Waiting For Rain
Is Jack waiting for rain, or for a rival to wrestle in the tree-lined esplanades of Bandra? This evocative portrait is taken by Sulaika D’Souza from Mumbai, where the temperature today in Colaba was 35 degrees, with humidity as high as 94 percent. The sea breeze brings a respite from the heat, but contributes to the sticky moisture.
The Indian Ocean monsoon is caused by a seasonal shift in winds from ocean to land. Monsoon rain is vital for rice, sugarcane, soya beans, corn and other crops so the meteorological forecasts are followed by farmers, analysts and traders. The deluge often brings with it destruction to property and lives; disruption to transportation and industry, keeping the pumping stations at Haji Arli and Irla in overdrive. In 2005 more than three hundred people died. The slum colony in Vikroli was one of the worst affected places. Waves as high as five metres were measured from the coastline, where people flocked to witness nature’s freak incident.

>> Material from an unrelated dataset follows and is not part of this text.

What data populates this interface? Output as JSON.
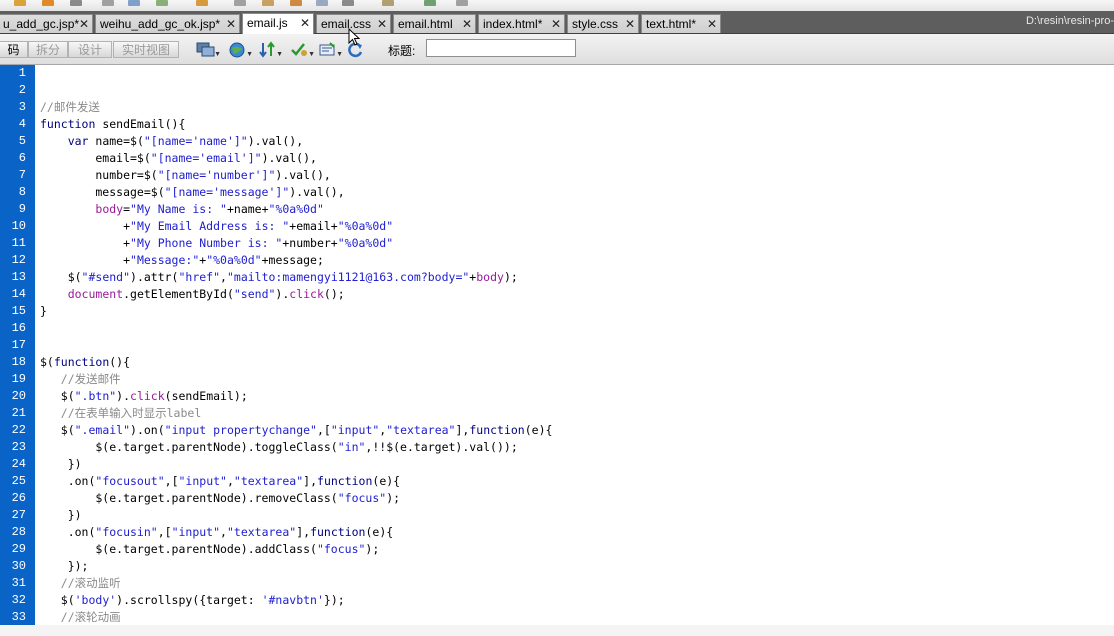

The monsoon makes an appearance in the Andamans in mid May, before reaching the coast of Kerala, arriving in Mumbai by June.
In Sydney, the Autumn skies are clear and crisp, the deciduous trees burning crimson and gold as their leaves twist and tumble. They bounce and ricochet from the tyres of passing cars. There’s not much rain here either. It’s a commonly held belief that rain washes away microbes from the air we breathe. Old people pray for rain to clear up their wheezy chest infections. For now, leaves are pasted to my windscreen; the eaves, drains and curbs are overflowing with leaves.